Joris Laarman only graduated from Design Academy Eindhoven last year but is already being touted as one of the Netherlands’ most promising young designers. Just 24, he is working with Droog to get his graduation project, a baroque concrete radiator called Reinventing Functionality, into production by the end of 2004.

“The last year has been amazing, really amazing. Especially with this radiator thing. It’s booming. I’ve had so much publicity. It was like a snowball forming, something you can’t do anything about. You just make your stuff and then – you know?

But I have to take my time. I’m still developing. I’m not a Philippe Starck or anything and I don’t want to be, but while the pressure is difficult, it’s good because I’m getting a lot of assignments from all over the world.

The whole year I’ve been mostly busy with organising things with the radiator. It isn’t that difficult to produce, it’s more a problem of logistics, a problem of who does what, what kind of company, what kind of legal arrangements. That’s new to me and it’s the difficult part.

I contributed to the Lekker Decadent show [at Princessehof Leeuwarden until October 24] with a climbing wall called Ivy and porcelain called Painfully Beautiful. I made the radiator, Ivy, the vases and the porcelain all at the same time before graduation. It was an intense period – I’ve never worked harder in my life.

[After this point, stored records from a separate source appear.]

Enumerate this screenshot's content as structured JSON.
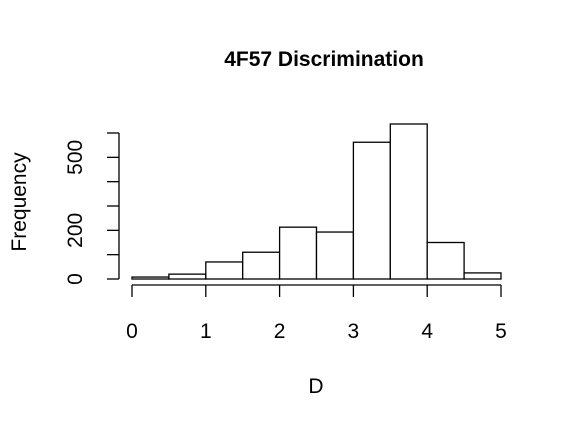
{
  "chart_data": {
    "type": "bar",
    "title": "4F57 Discrimination",
    "xlabel": "D",
    "ylabel": "Frequency",
    "bins": [
      {
        "from": 0.0,
        "to": 0.5,
        "count": 8
      },
      {
        "from": 0.5,
        "to": 1.0,
        "count": 20
      },
      {
        "from": 1.0,
        "to": 1.5,
        "count": 70
      },
      {
        "from": 1.5,
        "to": 2.0,
        "count": 110
      },
      {
        "from": 2.0,
        "to": 2.5,
        "count": 213
      },
      {
        "from": 2.5,
        "to": 3.0,
        "count": 193
      },
      {
        "from": 3.0,
        "to": 3.5,
        "count": 562
      },
      {
        "from": 3.5,
        "to": 4.0,
        "count": 637
      },
      {
        "from": 4.0,
        "to": 4.5,
        "count": 150
      },
      {
        "from": 4.5,
        "to": 5.0,
        "count": 25
      }
    ],
    "xlim": [
      0,
      5
    ],
    "ylim": [
      0,
      640
    ],
    "xticks": [
      0,
      1,
      2,
      3,
      4,
      5
    ],
    "yticks": [
      0,
      100,
      200,
      300,
      400,
      500,
      600
    ],
    "ytick_labels": [
      "0",
      "",
      "200",
      "",
      "",
      "500",
      ""
    ],
    "grid": false,
    "legend": "none",
    "bar_color": "#ffffff",
    "edge_color": "#000000"
  }
}
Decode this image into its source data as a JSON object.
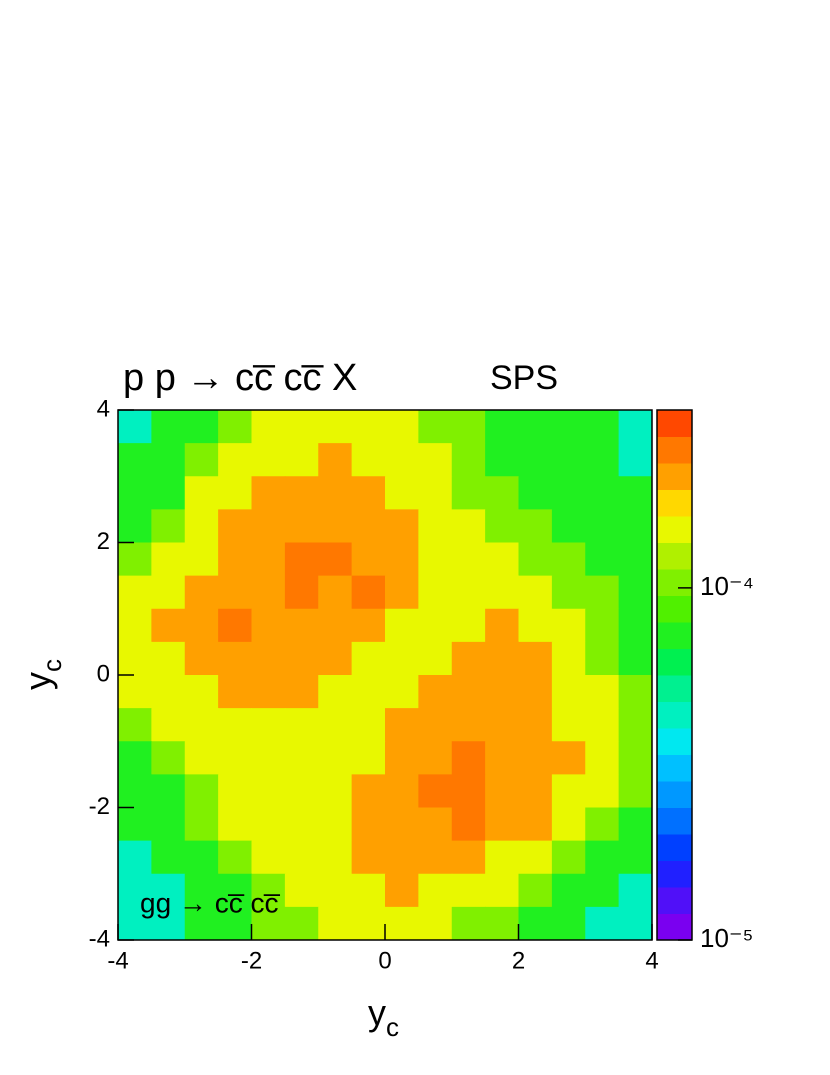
{
  "chart_data": {
    "type": "heatmap",
    "title": "p p → cc̅ cc̅ X",
    "subtitle": "SPS",
    "annotation": "gg → cc̅ cc̅",
    "x_label": {
      "base": "y",
      "sub": "c"
    },
    "y_label": {
      "base": "y",
      "sub": "c"
    },
    "xlim": [
      -4,
      4
    ],
    "ylim": [
      -4,
      4
    ],
    "xticks": [
      -4,
      -2,
      0,
      2,
      4
    ],
    "yticks": [
      -4,
      -2,
      0,
      2,
      4
    ],
    "xbins": [
      -4,
      -3.5,
      -3,
      -2.5,
      -2,
      -1.5,
      -1,
      -0.5,
      0,
      0.5,
      1,
      1.5,
      2,
      2.5,
      3,
      3.5,
      4
    ],
    "ybins": [
      4,
      3.5,
      3,
      2.5,
      2,
      1.5,
      1,
      0.5,
      0,
      -0.5,
      -1,
      -1.5,
      -2,
      -2.5,
      -3,
      -3.5,
      -4
    ],
    "zlim": [
      1e-05,
      0.00032
    ],
    "zlog": true,
    "zticks": [
      {
        "value": 1e-05,
        "label": "10⁻⁵"
      },
      {
        "value": 0.0001,
        "label": "10⁻⁴"
      }
    ],
    "palette": [
      "#7a00f0",
      "#5010f8",
      "#2020ff",
      "#0040ff",
      "#0070ff",
      "#0098ff",
      "#00c0ff",
      "#00e8f0",
      "#00f0c0",
      "#00f090",
      "#00f050",
      "#20f020",
      "#50f000",
      "#80f000",
      "#b0f000",
      "#e8f800",
      "#ffd800",
      "#ffa000",
      "#ff7800",
      "#ff4800"
    ],
    "z": [
      [
        4e-05,
        7e-05,
        7e-05,
        0.0001,
        0.00015,
        0.00015,
        0.00015,
        0.00015,
        0.00015,
        0.0001,
        0.0001,
        7e-05,
        7e-05,
        7e-05,
        7e-05,
        4e-05
      ],
      [
        7e-05,
        7e-05,
        0.0001,
        0.00015,
        0.00015,
        0.00015,
        0.00021,
        0.00015,
        0.00015,
        0.00015,
        0.0001,
        7e-05,
        7e-05,
        7e-05,
        7e-05,
        4e-05
      ],
      [
        7e-05,
        7e-05,
        0.00015,
        0.00015,
        0.00021,
        0.00021,
        0.00021,
        0.00021,
        0.00015,
        0.00015,
        0.0001,
        0.0001,
        7e-05,
        7e-05,
        7e-05,
        7e-05
      ],
      [
        7e-05,
        0.0001,
        0.00015,
        0.00021,
        0.00021,
        0.00021,
        0.00021,
        0.00021,
        0.00021,
        0.00015,
        0.00015,
        0.0001,
        0.0001,
        7e-05,
        7e-05,
        7e-05
      ],
      [
        0.0001,
        0.00015,
        0.00015,
        0.00021,
        0.00021,
        0.00026,
        0.00026,
        0.00021,
        0.00021,
        0.00015,
        0.00015,
        0.00015,
        0.0001,
        0.0001,
        7e-05,
        7e-05
      ],
      [
        0.00015,
        0.00015,
        0.00021,
        0.00021,
        0.00021,
        0.00026,
        0.00021,
        0.00026,
        0.00021,
        0.00015,
        0.00015,
        0.00015,
        0.00015,
        0.0001,
        0.0001,
        7e-05
      ],
      [
        0.00015,
        0.00021,
        0.00021,
        0.00026,
        0.00021,
        0.00021,
        0.00021,
        0.00021,
        0.00015,
        0.00015,
        0.00015,
        0.00021,
        0.00015,
        0.00015,
        0.0001,
        7e-05
      ],
      [
        0.00015,
        0.00015,
        0.00021,
        0.00021,
        0.00021,
        0.00021,
        0.00021,
        0.00015,
        0.00015,
        0.00015,
        0.00021,
        0.00021,
        0.00021,
        0.00015,
        0.0001,
        7e-05
      ],
      [
        0.00015,
        0.00015,
        0.00015,
        0.00021,
        0.00021,
        0.00021,
        0.00015,
        0.00015,
        0.00015,
        0.00021,
        0.00021,
        0.00021,
        0.00021,
        0.00015,
        0.00015,
        0.0001
      ],
      [
        0.0001,
        0.00015,
        0.00015,
        0.00015,
        0.00015,
        0.00015,
        0.00015,
        0.00015,
        0.00021,
        0.00021,
        0.00021,
        0.00021,
        0.00021,
        0.00015,
        0.00015,
        0.0001
      ],
      [
        7e-05,
        0.0001,
        0.00015,
        0.00015,
        0.00015,
        0.00015,
        0.00015,
        0.00015,
        0.00021,
        0.00021,
        0.00026,
        0.00021,
        0.00021,
        0.00021,
        0.00015,
        0.0001
      ],
      [
        7e-05,
        7e-05,
        0.0001,
        0.00015,
        0.00015,
        0.00015,
        0.00015,
        0.00021,
        0.00021,
        0.00026,
        0.00026,
        0.00021,
        0.00021,
        0.00015,
        0.00015,
        0.0001
      ],
      [
        7e-05,
        7e-05,
        0.0001,
        0.00015,
        0.00015,
        0.00015,
        0.00015,
        0.00021,
        0.00021,
        0.00021,
        0.00026,
        0.00021,
        0.00021,
        0.00015,
        0.0001,
        7e-05
      ],
      [
        4e-05,
        7e-05,
        7e-05,
        0.0001,
        0.00015,
        0.00015,
        0.00015,
        0.00021,
        0.00021,
        0.00021,
        0.00021,
        0.00015,
        0.00015,
        0.0001,
        7e-05,
        7e-05
      ],
      [
        4e-05,
        4e-05,
        7e-05,
        7e-05,
        0.0001,
        0.00015,
        0.00015,
        0.00015,
        0.00021,
        0.00015,
        0.00015,
        0.00015,
        0.0001,
        7e-05,
        7e-05,
        4e-05
      ],
      [
        4e-05,
        4e-05,
        7e-05,
        7e-05,
        0.0001,
        0.0001,
        0.00015,
        0.00015,
        0.00015,
        0.00015,
        0.0001,
        0.0001,
        7e-05,
        7e-05,
        4e-05,
        4e-05
      ]
    ]
  }
}
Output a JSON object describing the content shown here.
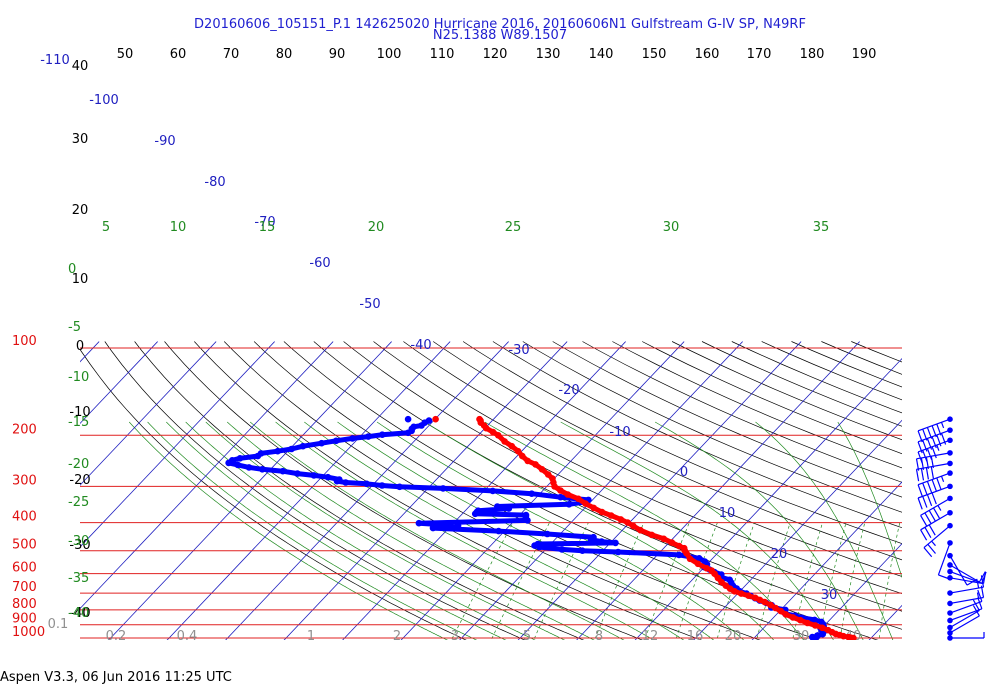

I want to have a certain amount of reality in my design so things have a meaning. Styling is only one layer. But I think reasoning can also have poetry in it. A certain amount of poetry and a certain amount of reasoning, and also a bit of kicking the arse of the establishment – that’s what I want to achieve. It’s all about fitting it all together. The radiator was to make my point that modernism was wrong and that post-modernism is also wrong and that everybody is wrong. To combine all sorts of things and make a good thing, you know? It works. It’s not a cheap joke. So I hope to do that – to make something that really works.”